Is there a numerically optimal order of matrix multiplication?

Question

TL;DR: The question is about multiplication ACCURACY

I have to multiply matrices A (100x8000), B (8000x27) and C (27x1).

Since matrices B and C are constant and A is variable, I prefer to calculate it as: ABC = np.dot(A, np.dot(B, C)). However I wonder, that it may be numerically worse (in terms of accuracy) than np.dot(np.dot(a, B), C).

What may be important: matrices A and B contain 8000 samples of (respectively) 100 and 27 correlated features.
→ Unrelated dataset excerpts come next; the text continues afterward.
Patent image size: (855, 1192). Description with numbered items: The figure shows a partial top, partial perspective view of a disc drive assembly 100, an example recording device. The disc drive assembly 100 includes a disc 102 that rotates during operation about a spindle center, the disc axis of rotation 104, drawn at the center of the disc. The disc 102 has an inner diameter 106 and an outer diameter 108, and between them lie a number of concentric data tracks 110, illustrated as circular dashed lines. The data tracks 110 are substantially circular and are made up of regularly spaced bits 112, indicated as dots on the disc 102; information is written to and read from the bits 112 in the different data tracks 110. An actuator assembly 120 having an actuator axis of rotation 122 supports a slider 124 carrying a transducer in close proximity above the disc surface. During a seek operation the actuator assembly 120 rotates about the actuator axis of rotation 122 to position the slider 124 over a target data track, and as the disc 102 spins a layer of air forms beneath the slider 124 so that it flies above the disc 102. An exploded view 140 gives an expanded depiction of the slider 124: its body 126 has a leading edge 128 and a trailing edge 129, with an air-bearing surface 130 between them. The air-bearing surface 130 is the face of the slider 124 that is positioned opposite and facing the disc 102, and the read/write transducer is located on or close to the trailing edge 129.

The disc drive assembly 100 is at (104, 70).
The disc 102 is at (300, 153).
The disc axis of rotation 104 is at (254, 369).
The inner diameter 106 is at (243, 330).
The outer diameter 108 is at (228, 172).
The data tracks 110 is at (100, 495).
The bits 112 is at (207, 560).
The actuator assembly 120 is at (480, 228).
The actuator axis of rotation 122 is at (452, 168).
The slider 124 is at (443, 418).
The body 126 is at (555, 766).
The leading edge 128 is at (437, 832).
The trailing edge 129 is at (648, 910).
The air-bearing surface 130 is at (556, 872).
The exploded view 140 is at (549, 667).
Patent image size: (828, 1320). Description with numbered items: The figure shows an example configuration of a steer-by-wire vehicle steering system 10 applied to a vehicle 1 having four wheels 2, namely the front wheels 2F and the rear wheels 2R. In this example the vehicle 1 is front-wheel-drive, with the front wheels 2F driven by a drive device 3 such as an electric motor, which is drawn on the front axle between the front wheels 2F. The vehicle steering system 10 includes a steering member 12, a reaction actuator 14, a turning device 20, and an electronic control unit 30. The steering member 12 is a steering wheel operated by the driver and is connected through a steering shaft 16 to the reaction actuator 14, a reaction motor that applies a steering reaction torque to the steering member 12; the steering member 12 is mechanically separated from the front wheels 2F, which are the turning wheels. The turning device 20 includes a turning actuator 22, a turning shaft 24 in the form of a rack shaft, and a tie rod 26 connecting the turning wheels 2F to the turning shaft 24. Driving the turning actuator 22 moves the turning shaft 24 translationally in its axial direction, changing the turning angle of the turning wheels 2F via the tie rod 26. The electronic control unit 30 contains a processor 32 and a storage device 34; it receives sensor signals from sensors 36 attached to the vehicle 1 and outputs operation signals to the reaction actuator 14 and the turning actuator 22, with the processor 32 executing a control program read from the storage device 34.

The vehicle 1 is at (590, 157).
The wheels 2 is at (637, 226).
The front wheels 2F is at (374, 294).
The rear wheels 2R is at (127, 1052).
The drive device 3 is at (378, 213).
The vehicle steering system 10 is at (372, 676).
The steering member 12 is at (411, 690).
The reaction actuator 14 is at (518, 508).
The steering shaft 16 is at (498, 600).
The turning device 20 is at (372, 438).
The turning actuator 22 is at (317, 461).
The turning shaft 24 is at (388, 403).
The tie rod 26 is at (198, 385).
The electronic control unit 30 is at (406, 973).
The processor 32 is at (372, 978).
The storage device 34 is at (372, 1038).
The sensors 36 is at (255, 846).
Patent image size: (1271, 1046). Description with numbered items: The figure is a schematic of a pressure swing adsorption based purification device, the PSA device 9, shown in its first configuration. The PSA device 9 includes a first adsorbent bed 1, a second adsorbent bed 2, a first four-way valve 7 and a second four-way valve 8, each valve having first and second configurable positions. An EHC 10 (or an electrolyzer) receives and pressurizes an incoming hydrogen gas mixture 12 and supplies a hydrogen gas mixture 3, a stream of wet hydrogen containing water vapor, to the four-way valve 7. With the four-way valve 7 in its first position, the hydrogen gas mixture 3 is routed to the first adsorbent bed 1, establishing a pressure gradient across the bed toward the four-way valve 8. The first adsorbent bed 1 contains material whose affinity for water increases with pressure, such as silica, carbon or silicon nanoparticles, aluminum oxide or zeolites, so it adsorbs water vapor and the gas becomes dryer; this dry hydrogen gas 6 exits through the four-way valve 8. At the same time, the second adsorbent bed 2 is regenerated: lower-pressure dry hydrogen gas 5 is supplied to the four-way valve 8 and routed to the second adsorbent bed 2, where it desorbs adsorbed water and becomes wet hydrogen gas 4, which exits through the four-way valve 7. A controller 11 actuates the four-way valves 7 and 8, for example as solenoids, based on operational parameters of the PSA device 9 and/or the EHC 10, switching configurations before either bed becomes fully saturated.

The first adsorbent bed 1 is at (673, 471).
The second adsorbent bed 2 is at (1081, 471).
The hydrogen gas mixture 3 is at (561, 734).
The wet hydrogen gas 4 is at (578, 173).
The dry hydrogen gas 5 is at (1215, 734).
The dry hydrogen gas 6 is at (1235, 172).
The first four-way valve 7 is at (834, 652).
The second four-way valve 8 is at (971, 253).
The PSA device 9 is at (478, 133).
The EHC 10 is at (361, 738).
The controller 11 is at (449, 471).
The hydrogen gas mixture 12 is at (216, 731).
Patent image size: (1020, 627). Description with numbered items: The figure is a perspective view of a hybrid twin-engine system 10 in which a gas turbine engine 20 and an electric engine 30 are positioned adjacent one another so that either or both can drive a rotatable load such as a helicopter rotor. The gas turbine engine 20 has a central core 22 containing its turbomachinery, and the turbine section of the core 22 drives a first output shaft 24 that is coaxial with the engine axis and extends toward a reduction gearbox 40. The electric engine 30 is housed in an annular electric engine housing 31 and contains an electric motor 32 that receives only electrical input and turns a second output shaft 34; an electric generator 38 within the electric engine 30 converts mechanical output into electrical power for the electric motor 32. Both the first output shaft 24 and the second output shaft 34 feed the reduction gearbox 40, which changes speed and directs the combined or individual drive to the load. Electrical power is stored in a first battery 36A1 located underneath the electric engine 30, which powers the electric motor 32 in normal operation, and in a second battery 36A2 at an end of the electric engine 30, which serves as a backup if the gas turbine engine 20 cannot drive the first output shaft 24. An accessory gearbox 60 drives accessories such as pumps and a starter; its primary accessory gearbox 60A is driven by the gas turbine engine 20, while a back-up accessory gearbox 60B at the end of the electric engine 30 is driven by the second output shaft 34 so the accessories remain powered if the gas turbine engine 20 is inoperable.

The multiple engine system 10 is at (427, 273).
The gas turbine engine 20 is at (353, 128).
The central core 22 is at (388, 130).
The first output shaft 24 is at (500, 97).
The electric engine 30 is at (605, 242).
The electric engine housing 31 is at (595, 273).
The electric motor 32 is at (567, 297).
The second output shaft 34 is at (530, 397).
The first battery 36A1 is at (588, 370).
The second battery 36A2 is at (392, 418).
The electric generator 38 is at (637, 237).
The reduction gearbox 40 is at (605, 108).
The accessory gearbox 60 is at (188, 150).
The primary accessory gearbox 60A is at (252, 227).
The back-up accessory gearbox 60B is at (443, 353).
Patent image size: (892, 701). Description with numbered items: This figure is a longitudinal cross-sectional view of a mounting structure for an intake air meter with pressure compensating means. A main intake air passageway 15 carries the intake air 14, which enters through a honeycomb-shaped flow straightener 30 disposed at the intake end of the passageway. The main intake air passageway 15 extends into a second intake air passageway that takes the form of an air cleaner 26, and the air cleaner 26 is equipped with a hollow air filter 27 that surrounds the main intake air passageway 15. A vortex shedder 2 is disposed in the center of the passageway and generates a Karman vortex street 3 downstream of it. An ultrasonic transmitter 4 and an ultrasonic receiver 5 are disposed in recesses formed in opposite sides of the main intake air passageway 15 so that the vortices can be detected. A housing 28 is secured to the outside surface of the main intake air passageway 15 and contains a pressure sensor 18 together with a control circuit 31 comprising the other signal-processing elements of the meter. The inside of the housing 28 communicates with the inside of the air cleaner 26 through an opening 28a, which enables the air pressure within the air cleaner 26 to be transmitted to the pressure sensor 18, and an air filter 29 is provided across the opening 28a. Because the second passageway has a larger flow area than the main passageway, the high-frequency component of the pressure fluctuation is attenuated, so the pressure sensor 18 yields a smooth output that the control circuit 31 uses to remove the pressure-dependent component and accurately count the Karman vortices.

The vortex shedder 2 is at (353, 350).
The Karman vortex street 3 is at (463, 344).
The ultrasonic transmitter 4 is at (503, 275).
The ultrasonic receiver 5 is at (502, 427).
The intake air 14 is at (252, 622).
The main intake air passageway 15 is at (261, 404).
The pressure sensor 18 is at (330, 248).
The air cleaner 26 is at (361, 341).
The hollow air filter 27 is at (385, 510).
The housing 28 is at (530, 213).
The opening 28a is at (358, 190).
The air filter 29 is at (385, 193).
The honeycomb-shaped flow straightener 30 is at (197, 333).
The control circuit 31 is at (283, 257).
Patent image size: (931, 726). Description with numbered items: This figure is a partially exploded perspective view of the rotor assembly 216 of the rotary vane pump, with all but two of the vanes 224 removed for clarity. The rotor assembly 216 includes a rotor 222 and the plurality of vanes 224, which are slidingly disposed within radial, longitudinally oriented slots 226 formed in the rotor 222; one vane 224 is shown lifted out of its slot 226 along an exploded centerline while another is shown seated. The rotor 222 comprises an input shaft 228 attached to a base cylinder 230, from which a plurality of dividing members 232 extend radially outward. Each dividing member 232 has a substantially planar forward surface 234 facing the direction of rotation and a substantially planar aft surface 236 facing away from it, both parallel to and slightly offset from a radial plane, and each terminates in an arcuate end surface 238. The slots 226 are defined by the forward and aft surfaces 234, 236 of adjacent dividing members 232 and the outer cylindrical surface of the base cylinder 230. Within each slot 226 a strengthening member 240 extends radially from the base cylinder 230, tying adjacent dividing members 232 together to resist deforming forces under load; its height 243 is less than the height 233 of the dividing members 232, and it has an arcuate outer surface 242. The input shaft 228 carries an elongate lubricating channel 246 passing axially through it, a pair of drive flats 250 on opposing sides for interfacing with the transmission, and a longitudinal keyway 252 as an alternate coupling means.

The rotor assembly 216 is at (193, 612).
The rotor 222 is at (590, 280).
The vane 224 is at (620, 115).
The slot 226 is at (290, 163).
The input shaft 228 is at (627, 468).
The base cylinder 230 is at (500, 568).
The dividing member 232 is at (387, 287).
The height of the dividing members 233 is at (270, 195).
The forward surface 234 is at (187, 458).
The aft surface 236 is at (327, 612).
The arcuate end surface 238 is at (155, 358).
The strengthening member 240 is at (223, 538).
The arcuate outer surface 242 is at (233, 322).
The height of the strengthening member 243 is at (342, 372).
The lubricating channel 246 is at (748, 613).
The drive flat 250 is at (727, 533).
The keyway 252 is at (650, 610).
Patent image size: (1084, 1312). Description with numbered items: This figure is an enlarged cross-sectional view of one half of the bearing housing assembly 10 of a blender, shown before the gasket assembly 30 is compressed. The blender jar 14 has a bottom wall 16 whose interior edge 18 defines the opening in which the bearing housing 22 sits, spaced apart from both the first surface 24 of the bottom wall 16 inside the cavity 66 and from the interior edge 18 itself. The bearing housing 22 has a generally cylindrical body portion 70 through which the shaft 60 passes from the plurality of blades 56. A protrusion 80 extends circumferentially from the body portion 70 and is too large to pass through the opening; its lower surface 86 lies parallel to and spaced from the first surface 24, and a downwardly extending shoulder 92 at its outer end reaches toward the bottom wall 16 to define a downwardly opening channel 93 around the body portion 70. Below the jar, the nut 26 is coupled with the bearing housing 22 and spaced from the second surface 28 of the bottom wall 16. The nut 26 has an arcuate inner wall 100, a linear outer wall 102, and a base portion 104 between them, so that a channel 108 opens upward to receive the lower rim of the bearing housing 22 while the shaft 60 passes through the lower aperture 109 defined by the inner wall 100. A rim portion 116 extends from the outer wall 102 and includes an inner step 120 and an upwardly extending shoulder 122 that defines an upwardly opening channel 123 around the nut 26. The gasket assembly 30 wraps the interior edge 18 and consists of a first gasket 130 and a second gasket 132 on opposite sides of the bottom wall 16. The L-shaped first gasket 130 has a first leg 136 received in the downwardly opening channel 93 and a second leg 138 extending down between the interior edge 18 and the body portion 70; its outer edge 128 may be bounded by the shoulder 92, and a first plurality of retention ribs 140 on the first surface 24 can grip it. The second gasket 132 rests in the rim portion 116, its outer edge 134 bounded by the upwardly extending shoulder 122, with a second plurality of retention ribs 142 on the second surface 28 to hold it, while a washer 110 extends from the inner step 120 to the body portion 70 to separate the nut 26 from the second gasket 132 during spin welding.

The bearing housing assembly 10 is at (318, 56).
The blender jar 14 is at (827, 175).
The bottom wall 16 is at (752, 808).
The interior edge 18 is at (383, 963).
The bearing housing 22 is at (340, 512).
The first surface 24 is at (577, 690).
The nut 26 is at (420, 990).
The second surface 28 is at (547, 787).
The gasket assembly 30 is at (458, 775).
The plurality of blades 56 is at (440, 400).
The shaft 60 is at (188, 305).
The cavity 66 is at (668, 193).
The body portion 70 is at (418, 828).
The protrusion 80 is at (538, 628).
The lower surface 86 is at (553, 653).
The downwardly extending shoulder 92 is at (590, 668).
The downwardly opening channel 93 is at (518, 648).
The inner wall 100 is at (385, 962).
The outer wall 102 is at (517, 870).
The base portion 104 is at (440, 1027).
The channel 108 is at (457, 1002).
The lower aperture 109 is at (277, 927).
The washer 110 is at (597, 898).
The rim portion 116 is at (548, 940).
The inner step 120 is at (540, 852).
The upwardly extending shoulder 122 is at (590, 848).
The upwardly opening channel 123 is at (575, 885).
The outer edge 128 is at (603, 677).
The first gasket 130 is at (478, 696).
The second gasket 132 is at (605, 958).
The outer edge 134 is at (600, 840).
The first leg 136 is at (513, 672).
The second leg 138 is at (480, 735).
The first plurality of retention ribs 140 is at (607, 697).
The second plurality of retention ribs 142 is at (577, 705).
Is there a numerically optimal (in terms of accuracy) order of the multiplication? If yes - how may I determine it?

Special Case

It may be assumed that both A and B matrices are nonnegative. Moreover:

C = np.linalg.solve(cov(B, k), X)

where X is a 27x1 matrix of 27 (possibly correlated) random variables of unknown distribution, cov = lambda X, k: np.dot(X.T, X) + k * np.eye(X.shape[1]), and k is a nonnegative constant minimizing the expression:

sum((X[i, 0] - np.dot(np.dot(B[:, [i]].T, drop(B, i)),
                      np.linalg.solve(cov(drop(B, i), k),
                                      np.delete(X, i, axis=0))) **2
    for i in range(27))

The drop() function is defined as lambda X, i: np.delete(X, i, axis=1).

Even More Special Case

It may be assumed that np.cov(B.T, B) is a covariance matrix of X, which follows multivariate Gaussian distribution.

Answer 1

At the moment the best idea I have (for a particular set of matrices) is to perform the following numerical experiment:

1. Calculate a reference matrix as an average of products calculated with high precision (e.g. `np.float128).
2. Calculate test products with lower precision (np.float64, np.float32, even np.float16),
3. Analyse errors calculated as a difference between test products and the reference matrix. The errors are expected to decline as the precision is higher.